Does D allow paradoxical code?

Jerry Quinn jlquinn at optonline.net
Sat Mar 27 06:06:01 PDT 2010


Daniel Keep Wrote:
 
> > This generally raises the question of what should be the order of evaluation for constructs like mixins, conditional compilation, and CTFE.   Each has the potential to modify the other.
> > 
> > What should be the rule to break the ambiguity?  Or do we leave it implementation-defined?
> > 
> > Thoughts?
> > Jerry
> 
> The D spec, as far as I know, says nothing on this.  Then again, the D
> spec says nothing about a lot of things it should.  Personally, I just
> ignore the spec; DMD is the only reliable reference for the language.

That's why I'm bringing this issue up.  The spec needs to become the reliable reference rather than the DMD implementation.  Otherwise, D will be difficult to use seriously because you'll never know exactly what the language really allows.

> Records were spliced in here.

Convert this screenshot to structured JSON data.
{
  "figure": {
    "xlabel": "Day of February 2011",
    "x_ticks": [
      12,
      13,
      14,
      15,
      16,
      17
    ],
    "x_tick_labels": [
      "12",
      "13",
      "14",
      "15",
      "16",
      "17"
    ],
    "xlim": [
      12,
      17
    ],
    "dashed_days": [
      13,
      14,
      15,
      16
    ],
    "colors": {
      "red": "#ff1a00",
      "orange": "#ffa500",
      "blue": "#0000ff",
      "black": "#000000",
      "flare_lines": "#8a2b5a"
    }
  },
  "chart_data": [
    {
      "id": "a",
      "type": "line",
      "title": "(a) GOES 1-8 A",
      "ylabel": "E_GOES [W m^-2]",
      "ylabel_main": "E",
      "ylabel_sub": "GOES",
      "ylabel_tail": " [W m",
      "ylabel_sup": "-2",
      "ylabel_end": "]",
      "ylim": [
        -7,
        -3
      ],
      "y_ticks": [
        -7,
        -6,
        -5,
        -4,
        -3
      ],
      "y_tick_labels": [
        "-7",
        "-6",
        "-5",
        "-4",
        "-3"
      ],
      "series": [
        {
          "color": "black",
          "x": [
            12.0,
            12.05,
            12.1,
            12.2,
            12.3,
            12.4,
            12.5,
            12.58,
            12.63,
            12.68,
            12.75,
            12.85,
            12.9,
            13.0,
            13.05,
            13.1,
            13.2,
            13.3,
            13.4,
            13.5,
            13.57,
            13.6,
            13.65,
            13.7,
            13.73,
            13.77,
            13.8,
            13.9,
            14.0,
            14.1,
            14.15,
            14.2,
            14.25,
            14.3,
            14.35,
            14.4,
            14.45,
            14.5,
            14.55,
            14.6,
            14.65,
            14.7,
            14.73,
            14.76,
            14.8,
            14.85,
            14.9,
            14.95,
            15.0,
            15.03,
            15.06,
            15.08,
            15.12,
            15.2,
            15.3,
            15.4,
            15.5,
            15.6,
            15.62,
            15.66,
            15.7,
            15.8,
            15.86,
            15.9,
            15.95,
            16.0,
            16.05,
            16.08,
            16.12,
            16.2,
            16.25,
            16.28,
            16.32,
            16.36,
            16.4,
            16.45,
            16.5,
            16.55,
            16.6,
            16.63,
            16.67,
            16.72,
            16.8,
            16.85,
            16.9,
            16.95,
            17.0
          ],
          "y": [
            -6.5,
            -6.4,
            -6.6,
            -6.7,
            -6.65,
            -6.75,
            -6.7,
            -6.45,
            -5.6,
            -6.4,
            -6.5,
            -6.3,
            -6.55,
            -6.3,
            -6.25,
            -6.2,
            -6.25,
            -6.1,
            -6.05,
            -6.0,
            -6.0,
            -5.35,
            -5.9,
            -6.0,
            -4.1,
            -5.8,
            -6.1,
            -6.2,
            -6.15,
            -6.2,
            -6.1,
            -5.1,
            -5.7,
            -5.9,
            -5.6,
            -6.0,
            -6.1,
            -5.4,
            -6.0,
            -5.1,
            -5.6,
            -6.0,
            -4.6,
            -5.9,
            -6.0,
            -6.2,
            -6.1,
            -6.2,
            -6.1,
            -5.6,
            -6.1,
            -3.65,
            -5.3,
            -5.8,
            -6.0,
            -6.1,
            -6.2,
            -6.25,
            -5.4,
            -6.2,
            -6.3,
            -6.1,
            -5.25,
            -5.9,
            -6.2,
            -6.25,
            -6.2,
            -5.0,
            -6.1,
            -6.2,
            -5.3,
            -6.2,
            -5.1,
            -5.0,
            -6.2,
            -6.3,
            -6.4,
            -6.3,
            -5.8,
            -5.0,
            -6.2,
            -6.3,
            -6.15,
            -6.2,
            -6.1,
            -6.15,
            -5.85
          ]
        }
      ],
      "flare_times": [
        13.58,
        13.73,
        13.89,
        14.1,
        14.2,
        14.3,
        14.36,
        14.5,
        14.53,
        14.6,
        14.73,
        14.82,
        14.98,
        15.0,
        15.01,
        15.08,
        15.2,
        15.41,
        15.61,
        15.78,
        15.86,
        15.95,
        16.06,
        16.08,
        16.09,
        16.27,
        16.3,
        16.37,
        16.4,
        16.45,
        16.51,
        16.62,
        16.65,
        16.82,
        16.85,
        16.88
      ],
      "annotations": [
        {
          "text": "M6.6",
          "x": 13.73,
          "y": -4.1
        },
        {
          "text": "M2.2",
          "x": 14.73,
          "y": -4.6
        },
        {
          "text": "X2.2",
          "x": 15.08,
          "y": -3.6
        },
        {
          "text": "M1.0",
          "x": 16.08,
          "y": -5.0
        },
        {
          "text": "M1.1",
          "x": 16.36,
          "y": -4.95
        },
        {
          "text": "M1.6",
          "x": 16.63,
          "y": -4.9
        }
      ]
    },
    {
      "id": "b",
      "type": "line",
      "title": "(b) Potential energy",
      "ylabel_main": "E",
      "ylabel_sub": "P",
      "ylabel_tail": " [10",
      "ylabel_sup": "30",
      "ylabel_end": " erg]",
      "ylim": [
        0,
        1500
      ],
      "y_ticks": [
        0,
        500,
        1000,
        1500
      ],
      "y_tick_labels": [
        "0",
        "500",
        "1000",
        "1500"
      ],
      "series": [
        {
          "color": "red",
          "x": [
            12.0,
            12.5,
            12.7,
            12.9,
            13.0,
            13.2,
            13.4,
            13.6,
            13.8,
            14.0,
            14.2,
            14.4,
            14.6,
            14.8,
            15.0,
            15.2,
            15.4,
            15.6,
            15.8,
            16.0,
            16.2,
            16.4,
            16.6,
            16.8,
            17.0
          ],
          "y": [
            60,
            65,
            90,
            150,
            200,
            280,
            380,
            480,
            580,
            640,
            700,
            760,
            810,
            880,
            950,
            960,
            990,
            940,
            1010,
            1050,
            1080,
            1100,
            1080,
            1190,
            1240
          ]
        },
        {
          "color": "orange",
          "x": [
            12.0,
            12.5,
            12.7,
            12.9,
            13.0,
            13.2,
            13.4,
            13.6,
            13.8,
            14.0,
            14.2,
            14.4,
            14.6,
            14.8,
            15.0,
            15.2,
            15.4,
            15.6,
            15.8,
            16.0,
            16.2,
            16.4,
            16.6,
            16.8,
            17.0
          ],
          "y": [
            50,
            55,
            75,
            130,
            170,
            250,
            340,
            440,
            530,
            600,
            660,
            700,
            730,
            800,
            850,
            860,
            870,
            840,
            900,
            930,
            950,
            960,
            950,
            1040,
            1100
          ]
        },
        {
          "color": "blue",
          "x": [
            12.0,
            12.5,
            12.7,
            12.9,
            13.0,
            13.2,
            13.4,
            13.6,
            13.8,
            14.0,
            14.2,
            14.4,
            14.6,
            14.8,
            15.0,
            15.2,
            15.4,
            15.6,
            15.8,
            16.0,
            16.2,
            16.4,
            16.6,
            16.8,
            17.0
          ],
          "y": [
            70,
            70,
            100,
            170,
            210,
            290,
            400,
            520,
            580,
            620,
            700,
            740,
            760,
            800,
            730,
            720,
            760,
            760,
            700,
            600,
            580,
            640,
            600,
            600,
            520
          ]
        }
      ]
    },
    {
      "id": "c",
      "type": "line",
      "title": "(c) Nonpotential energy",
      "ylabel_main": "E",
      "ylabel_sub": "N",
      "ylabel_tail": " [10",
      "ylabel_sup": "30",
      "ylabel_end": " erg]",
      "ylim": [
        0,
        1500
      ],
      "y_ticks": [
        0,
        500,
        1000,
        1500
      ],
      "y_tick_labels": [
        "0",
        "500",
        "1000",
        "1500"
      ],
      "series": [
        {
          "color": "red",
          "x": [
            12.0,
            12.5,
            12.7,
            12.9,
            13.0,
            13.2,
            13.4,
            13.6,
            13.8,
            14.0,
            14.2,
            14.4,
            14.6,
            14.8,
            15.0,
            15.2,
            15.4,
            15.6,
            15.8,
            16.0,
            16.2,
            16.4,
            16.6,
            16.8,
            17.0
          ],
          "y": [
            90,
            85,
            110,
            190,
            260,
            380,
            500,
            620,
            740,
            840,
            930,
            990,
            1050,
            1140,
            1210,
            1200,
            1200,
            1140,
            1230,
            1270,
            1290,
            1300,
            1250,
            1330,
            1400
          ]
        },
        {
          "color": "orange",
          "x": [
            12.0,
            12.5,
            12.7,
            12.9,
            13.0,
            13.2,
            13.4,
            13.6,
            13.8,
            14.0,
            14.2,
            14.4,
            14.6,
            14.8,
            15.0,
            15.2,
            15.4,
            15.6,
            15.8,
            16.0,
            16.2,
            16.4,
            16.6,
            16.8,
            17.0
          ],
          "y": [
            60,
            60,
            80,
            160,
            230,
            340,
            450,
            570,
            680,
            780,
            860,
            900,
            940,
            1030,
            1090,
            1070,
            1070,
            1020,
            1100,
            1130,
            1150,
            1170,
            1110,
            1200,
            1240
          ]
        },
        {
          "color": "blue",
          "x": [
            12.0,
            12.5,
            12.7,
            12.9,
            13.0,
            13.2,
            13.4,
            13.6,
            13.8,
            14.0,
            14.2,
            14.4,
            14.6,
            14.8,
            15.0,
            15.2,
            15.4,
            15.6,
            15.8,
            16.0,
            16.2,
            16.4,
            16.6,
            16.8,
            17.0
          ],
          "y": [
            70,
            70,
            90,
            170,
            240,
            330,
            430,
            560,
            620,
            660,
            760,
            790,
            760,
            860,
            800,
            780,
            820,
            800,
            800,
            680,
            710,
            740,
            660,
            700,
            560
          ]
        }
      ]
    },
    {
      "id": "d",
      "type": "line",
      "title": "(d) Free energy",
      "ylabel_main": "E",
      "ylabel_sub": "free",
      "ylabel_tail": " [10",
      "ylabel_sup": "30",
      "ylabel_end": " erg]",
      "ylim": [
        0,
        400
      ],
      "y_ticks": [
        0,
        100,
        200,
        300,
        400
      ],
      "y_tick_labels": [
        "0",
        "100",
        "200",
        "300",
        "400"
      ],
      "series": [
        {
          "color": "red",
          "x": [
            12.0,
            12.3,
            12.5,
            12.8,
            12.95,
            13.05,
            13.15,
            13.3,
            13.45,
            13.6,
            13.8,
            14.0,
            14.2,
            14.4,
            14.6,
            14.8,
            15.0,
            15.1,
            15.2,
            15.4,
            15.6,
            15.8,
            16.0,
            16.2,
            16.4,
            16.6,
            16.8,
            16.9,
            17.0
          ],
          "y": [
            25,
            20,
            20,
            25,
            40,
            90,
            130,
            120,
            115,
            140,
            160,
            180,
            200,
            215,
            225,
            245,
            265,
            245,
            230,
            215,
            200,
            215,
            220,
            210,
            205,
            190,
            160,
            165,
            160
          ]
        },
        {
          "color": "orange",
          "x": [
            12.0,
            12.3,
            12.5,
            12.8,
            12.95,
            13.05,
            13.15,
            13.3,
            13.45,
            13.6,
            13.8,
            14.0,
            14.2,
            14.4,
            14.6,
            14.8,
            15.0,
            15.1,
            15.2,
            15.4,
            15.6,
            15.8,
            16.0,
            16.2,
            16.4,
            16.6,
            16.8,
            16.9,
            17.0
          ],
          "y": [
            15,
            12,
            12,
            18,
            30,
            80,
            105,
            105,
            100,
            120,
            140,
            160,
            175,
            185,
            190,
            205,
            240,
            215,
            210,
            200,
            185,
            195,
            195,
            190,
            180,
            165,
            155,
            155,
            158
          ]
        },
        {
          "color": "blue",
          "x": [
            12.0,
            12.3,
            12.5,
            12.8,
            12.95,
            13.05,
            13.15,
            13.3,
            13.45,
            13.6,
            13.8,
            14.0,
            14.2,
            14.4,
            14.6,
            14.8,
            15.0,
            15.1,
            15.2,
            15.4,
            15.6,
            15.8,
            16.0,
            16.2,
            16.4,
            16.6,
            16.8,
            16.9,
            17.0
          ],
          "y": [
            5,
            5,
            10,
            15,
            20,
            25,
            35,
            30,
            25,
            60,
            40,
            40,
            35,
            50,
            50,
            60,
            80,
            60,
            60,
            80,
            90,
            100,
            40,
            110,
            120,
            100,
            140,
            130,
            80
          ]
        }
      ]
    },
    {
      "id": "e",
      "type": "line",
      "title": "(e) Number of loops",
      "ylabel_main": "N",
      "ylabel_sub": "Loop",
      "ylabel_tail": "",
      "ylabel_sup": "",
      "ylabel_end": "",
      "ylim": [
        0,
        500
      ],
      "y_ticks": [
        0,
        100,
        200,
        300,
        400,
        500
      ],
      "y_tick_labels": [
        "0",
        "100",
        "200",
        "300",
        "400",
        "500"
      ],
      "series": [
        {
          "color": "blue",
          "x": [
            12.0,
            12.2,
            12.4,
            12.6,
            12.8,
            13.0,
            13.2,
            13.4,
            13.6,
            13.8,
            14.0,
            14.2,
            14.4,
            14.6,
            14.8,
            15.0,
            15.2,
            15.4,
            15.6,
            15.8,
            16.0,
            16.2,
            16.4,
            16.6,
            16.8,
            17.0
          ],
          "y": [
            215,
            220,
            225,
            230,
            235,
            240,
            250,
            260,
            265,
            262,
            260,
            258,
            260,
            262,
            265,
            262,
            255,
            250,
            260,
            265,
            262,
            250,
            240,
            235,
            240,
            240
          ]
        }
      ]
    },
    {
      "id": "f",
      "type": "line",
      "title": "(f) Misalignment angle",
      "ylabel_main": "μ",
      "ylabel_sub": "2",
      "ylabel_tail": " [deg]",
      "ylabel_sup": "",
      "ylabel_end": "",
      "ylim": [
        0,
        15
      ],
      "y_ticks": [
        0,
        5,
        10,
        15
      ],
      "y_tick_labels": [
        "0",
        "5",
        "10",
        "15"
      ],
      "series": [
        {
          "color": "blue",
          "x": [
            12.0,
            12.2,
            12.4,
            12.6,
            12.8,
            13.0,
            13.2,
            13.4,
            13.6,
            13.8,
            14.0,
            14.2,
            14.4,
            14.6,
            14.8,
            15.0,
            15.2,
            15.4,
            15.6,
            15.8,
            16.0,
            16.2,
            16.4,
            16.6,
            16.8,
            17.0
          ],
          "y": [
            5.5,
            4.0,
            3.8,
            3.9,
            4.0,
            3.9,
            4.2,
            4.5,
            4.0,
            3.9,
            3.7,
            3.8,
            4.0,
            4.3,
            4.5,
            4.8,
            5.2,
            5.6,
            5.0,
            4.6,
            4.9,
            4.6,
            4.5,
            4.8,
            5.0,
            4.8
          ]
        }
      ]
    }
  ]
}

> Now, being as I'm supposed to go off and do my walk around the block
> now, I'll be lazy and start making educated guesses.  I don't think the
> DMD frontend is smart enough to handle this; nor do I think it should.
> 
> If you were to allow this sort of thing, you'd never be able to bloody
> well compile it.  The simplest solution is to simply make canonical what
> I think DMD already does: static code [1] can be arranged in any order
> [2], but meta code [3] is processed strictly in lexical order.
> 
> Indeed, version actually already does this: you're not allowed to set a
> version after you've already used it.

I agree with you that this is a bit silly and I'm not looking to have the compiler "properly" run forever.  I'm raising the issue to get the spec to be firmer about how these meta constructs get evaluated at compile time.

Lexical order makes sense to me.  Another variant of the problem I described is if you were to mixin a protection attribute where the attribute makes the string that builds it no longer visible.